Frequency decomposition of conditional Granger causality and application to multivariate neural field potential data.

作者信息

Chen Yonghong, Bressler Steven L, Ding Mingzhou

机构信息

Department of Biomedical Engineering, University of Florida, 102B BME Building, Gainesville, FL 32611-6131, USA.

出版信息

J Neurosci Methods. 2006 Jan 30;150(2):228-37. doi: 10.1016/j.jneumeth.2005.06.011. Epub 2005 Aug 15.

Abstract

It is often useful in multivariate time series analysis to determine statistical causal relations between different time series. Granger causality is a fundamental measure for this purpose. Yet the traditional pairwise approach to Granger causality analysis may not clearly distinguish between direct causal influences from one time series to another and indirect ones acting through a third time series.
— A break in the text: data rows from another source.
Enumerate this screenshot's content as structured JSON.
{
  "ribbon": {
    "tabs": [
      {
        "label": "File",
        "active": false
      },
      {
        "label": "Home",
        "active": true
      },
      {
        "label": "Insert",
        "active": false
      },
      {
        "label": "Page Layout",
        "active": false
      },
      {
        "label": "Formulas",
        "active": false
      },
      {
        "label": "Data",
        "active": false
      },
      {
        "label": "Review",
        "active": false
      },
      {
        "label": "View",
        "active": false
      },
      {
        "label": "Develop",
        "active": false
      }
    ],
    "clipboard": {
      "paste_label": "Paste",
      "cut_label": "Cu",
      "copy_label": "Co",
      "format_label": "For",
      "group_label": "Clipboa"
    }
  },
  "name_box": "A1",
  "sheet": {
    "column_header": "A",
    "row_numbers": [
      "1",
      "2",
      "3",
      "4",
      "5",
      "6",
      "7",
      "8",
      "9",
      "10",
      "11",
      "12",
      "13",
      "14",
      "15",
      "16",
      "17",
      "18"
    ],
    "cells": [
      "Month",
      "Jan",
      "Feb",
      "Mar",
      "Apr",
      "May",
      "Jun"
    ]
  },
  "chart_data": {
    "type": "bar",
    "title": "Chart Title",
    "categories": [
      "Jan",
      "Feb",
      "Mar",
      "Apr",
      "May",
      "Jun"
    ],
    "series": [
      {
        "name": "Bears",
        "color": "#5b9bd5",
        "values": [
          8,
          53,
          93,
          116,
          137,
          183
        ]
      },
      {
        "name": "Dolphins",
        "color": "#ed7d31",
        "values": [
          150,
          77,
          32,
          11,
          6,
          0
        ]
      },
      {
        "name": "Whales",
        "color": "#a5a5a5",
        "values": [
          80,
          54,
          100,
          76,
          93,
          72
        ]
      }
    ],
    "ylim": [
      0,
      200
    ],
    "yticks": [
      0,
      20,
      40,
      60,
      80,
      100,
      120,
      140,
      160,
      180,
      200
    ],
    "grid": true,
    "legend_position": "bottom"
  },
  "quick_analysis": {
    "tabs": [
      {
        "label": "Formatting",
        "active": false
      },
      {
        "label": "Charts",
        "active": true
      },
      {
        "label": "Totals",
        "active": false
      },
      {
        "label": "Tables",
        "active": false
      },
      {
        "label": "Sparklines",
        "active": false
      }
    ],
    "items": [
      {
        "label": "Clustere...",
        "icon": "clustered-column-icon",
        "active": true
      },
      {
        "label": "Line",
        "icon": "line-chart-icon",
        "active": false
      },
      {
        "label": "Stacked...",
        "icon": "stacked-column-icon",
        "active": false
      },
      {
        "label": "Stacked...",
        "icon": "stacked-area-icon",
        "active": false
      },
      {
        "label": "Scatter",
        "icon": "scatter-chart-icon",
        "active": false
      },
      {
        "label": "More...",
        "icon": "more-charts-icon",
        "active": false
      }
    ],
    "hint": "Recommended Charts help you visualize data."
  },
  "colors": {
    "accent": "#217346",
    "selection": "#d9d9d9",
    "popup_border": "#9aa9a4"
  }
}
In order to differentiate direct from indirect Granger causality, a conditional Granger causality measure in the frequency domain is derived based on a partition matrix technique. Simulations and an application to neural field potential time series are demonstrated to validate the method.

摘要

在多变量时间序列分析中,确定不同时间序列之间的统计因果关系通常很有用。格兰杰因果关系是用于此目的的一种基本度量。然而,传统的格兰杰因果关系分析的成对方法可能无法清楚地区分从一个时间序列到另一个时间序列的直接因果影响和通过第三个时间序列起作用的间接因果影响。为了区分直接格兰杰因果关系和间接格兰杰因果关系,基于划分矩阵技术推导了频域中的条件格兰杰因果关系度量。通过模拟和对神经场电位时间序列的应用来验证该方法。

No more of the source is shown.